# A complete tune with the Godin Kingpin ii



## Jim Soloway (Sep 27, 2013)

The first video I did with this guitar was a demo with just a few samples. This time, it's a full piece of music, One Note Samba.


----------



## big frank (Mar 5, 2006)

Great sound from an accomplished player.
Nice one Jim.


----------



## Jim Soloway (Sep 27, 2013)

big frank said:


> Great sound from an accomplished player.
> Nice one Jim.


Thanks Frank.


----------



## JCJ (Jan 3, 2008)

Jim, lovely playing.

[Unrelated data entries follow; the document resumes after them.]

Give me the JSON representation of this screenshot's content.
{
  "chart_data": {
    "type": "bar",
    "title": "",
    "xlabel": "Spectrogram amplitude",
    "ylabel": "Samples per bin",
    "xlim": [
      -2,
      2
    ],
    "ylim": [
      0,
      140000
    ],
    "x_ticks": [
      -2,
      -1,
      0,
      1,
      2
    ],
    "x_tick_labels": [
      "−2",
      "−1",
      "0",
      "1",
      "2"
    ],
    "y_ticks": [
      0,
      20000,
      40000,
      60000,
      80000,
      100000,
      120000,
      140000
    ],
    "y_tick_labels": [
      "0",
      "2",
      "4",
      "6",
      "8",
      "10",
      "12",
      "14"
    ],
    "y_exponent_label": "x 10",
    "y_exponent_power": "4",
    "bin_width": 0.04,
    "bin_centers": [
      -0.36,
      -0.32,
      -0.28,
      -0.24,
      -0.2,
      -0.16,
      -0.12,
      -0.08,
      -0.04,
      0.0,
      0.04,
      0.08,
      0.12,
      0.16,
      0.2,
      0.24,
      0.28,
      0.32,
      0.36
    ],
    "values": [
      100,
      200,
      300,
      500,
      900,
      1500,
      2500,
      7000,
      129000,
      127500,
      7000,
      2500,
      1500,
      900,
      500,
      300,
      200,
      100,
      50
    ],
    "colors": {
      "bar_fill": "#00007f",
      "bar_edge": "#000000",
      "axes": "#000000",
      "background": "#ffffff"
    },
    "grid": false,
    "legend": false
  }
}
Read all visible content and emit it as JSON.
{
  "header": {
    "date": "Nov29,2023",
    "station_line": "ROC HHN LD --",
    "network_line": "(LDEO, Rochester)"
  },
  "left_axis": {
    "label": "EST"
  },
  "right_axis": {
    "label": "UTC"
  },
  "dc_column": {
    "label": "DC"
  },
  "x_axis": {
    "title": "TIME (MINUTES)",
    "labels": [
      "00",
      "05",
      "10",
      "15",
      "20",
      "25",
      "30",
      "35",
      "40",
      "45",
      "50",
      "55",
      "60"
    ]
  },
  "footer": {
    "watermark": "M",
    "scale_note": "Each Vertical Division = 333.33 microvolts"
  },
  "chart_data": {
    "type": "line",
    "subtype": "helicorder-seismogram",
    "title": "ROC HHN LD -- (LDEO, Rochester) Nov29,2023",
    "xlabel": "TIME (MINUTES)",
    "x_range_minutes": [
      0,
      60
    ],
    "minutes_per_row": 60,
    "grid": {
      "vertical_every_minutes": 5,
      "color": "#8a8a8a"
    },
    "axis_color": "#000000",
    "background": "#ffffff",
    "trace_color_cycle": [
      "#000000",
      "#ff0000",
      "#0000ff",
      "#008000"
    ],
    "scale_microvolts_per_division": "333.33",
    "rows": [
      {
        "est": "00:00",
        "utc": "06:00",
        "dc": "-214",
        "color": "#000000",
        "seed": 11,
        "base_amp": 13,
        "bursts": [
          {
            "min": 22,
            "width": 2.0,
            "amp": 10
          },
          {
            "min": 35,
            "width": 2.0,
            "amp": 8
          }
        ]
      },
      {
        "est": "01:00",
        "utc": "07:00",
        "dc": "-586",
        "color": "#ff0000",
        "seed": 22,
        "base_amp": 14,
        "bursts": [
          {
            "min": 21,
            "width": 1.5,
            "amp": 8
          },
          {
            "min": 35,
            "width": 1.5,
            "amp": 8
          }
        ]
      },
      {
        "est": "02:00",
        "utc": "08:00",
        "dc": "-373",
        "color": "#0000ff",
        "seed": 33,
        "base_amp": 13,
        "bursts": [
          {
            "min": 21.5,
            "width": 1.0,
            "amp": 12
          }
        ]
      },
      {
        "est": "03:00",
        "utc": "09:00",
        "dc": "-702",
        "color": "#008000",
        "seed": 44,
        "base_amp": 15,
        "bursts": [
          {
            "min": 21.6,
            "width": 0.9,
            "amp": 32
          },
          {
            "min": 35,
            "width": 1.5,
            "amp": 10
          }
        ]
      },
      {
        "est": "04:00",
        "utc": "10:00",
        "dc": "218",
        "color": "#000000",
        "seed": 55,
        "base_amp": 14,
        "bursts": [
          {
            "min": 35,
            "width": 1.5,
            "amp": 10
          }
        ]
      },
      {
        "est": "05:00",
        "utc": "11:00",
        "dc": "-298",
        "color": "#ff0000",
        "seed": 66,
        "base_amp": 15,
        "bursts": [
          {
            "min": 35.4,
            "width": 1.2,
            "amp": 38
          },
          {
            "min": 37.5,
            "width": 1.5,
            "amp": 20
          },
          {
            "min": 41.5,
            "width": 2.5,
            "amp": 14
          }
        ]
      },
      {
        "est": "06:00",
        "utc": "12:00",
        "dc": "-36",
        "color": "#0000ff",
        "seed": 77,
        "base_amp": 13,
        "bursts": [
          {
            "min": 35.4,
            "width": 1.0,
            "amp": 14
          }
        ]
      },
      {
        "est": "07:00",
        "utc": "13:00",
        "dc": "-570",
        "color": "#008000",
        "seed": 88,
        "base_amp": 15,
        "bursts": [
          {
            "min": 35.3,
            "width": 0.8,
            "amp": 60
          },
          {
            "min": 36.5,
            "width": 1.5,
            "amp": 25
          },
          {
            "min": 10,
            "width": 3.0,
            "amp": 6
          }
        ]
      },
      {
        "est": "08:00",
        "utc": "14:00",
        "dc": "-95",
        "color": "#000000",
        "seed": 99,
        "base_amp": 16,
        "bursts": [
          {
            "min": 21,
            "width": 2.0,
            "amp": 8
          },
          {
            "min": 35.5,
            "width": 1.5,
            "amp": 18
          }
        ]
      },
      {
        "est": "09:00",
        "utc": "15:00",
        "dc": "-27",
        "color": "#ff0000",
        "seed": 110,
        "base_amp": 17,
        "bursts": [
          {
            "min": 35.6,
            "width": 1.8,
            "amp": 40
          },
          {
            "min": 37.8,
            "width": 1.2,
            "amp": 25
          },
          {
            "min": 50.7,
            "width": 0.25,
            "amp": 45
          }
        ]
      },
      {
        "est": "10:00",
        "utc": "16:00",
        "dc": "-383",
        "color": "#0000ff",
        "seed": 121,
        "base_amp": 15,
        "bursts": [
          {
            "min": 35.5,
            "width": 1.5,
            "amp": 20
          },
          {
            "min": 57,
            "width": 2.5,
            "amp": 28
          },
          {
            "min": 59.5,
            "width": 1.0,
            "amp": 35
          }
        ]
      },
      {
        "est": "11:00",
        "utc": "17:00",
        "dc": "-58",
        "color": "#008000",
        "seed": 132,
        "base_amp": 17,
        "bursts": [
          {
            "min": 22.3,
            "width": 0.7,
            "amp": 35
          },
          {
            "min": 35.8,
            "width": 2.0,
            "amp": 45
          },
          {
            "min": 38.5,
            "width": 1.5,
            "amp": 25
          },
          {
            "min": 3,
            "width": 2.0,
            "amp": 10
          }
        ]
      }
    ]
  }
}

Great sound...
Can I ask, what kind of camera/device to you use for the video side of these posts?


----------



## sulphur (Jun 2, 2011)

Wow, fantastic!

This is mood altering stuff for me, a calming/soothing affect.
I could listen to that all day. Thanks for the link!


----------



## Mooh (Mar 7, 2007)

Lovely stuff that. Very enjoyable. Well played!

But just in case you hadn't noticed, that was more than one note. ;-)

Peace, Mooh.


----------



## ed2000 (Feb 16, 2007)

Perfect tune to listen to when you're stuck in traffic(or any of the 23 hours of the day)


----------